Bad credit remortgages represent a financial solution for individuals facing challenges with their credit histories, seeking to adjust the terms of their existing mortgage or to consolidate debts. This economic strategy is tailored for those who have encountered difficulties maintaining a pristine credit score for various reasons, such as missed payments, defaults, or County Court Judgments (CCJs). The nuances of lousy credit remortgages are multifaceted, involving higher interest rates, specific lender requirements, and the potential for improved financial management.
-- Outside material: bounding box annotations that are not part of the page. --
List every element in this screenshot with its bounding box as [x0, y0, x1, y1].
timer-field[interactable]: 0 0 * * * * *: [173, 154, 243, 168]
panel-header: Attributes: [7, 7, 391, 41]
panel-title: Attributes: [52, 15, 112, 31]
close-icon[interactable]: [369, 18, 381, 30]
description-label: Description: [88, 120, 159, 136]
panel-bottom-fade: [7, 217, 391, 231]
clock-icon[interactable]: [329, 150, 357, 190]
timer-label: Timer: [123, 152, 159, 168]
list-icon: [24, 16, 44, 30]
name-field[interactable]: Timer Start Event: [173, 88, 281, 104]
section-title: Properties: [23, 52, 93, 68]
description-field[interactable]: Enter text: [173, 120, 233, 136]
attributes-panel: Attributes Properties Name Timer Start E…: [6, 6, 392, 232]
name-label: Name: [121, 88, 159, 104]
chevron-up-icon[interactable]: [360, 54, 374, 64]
Lenders assess risk differently, meaning that while some financial institutions may hesitate to offer remortgage options to individuals with adverse credit, others specialise in these financial products. The interest rates for bad credit remortgages are typically higher than standard remortgages. This rate increment compensates for the heightened risk lenders perceive when dealing with individuals with a history of credit mismanagement. However, the specific rate offered can vary significantly between lenders, influenced by the severity of the credit issues, the loan-to-value (LTV) ratio, and the current financial stability of the applicant.

The process of applying for a bad credit remortgage necessitates thorough preparation. Prospective borrowers should first obtain a detailed credit history report to understand the specific elements that may affect their application. Engaging with a financial advisor or a mortgage broker with experience in bad credit financial products can provide invaluable guidance. These professionals can offer insights into which lenders might be most receptive based on the individual’s unique credit profile and financial circumstances.
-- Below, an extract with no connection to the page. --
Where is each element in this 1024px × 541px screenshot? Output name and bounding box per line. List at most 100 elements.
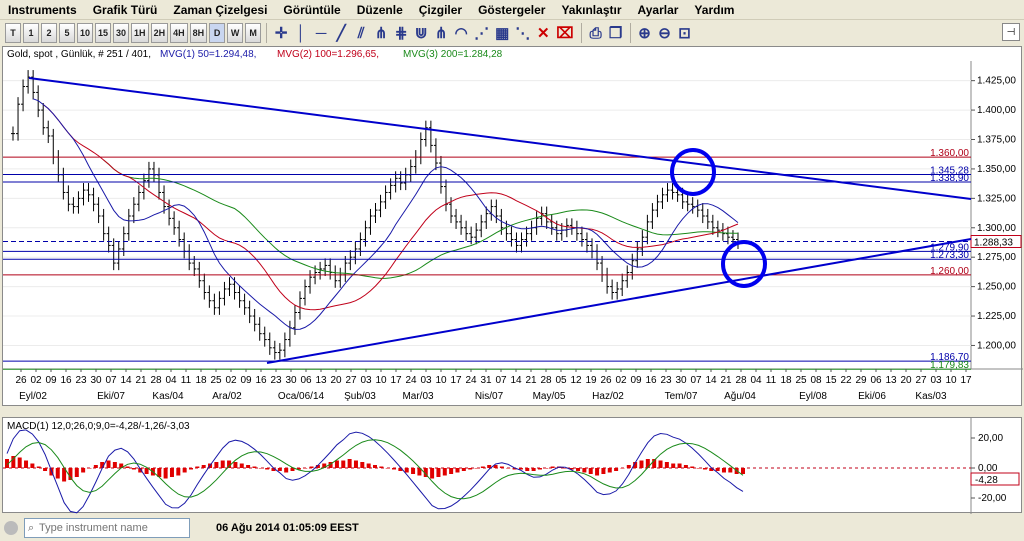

Moreover, applicants should be prepared to provide comprehensive documentation to support their application. This includes proof of income, recent bank statements, and details of existing debts and financial obligations. Lenders use this information to assess the borrower’s affordability and decide whether to offer the remortgage.

The benefits of securing a bad credit remortgage can be significant for individuals. It offers an opportunity to consolidate debts, potentially reducing monthly outgoings and simplifying finances. It can also provide a pathway to repairing one’s credit score over time, assuming that repayments on the new mortgage are made consistently and on time. However, it’s important to consider the long-term implications, including higher interest costs over the life of the loan and the potential impact on home equity.

While bad credit remortgages come with challenges and higher costs, they also offer a lifeline for individuals looking to regain control over their financial situation. Careful consideration, preparation, and professional advice are crucial steps in navigating this complex financial journey, aiming for a stable and more secure financial future.